Estimação de estados com restrições para sistemas dinâmicos lineares e não-lineares

Detalhes bibliográficos
Ano de defesa: 2008
Autor(a) principal: Bruno Otávio Soares Teixeira
Orientador(a): Não Informado pela instituição
Banca de defesa: Não Informado pela instituição
Tipo de documento: Tese
Tipo de acesso: Acesso aberto
Idioma: por
Instituição de defesa: Universidade Federal de Minas Gerais
UFMG
Programa de Pós-Graduação: Não Informado pela instituição
Departamento: Não Informado pela instituição
País: Não Informado pela instituição
Palavras-chave em Português:
Link de acesso: http://hdl.handle.net/1843/BUOS-8CLEXH
Resumo: State estimators have been applied to disparate fields, such as in aerospace engineering, econometrics, and geophysics, to infer unobserved variables (states and, occasionally, parameters) of a dynamic system providing two uncertain sources of information, namely, the measurements and a mathematical model.
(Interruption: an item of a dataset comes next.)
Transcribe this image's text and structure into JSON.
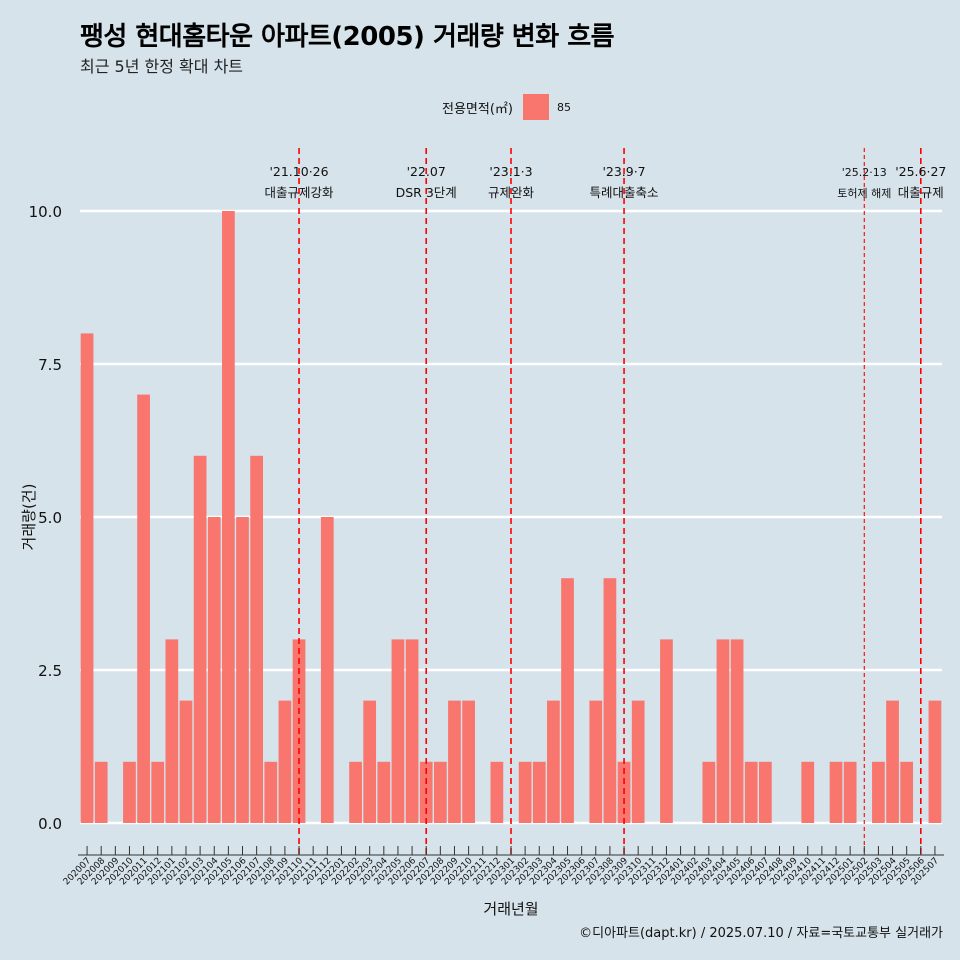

Under linear model and Gaussian noise assumptions, the Kalman Filter is the well-known optimal recursive solution for the state-estimation problem, whereas the extended Kalman filter and, more recently, the unscented Kalman filter are the most commonly employed approximate solutions for the nonlinear case. In practice, however, additional information about the system may be available, and this third source of information may be useful for improving state estimates. A scenario we have in mind is the case in which the dynamics and the disturbances are such that the state vector of the system satisfies an assumed known equality or inequality constraint. Constrained state estimation has been receiving increasing attention in both academia and industry, especially in the last ten years. In addition to providing a wide overview of the current state of the art in constrained state estimation, the present work is concerned with the development of Kalman filtering methods for enforcing an equality constraint or inequality constraint on the state estimate. Both linear and nonlinear cases are considered. For the latter, algorithms based on the unscented Kalman filter are proposed. Furthermore, we also present a general framework for state estimation with an equality constraint on the estimator gain, aiming at indirectly enforcing special properties on the state estimate. Simulated and experimental examples are used to illustrate the applications of the algorithms studied and presented along this thesis.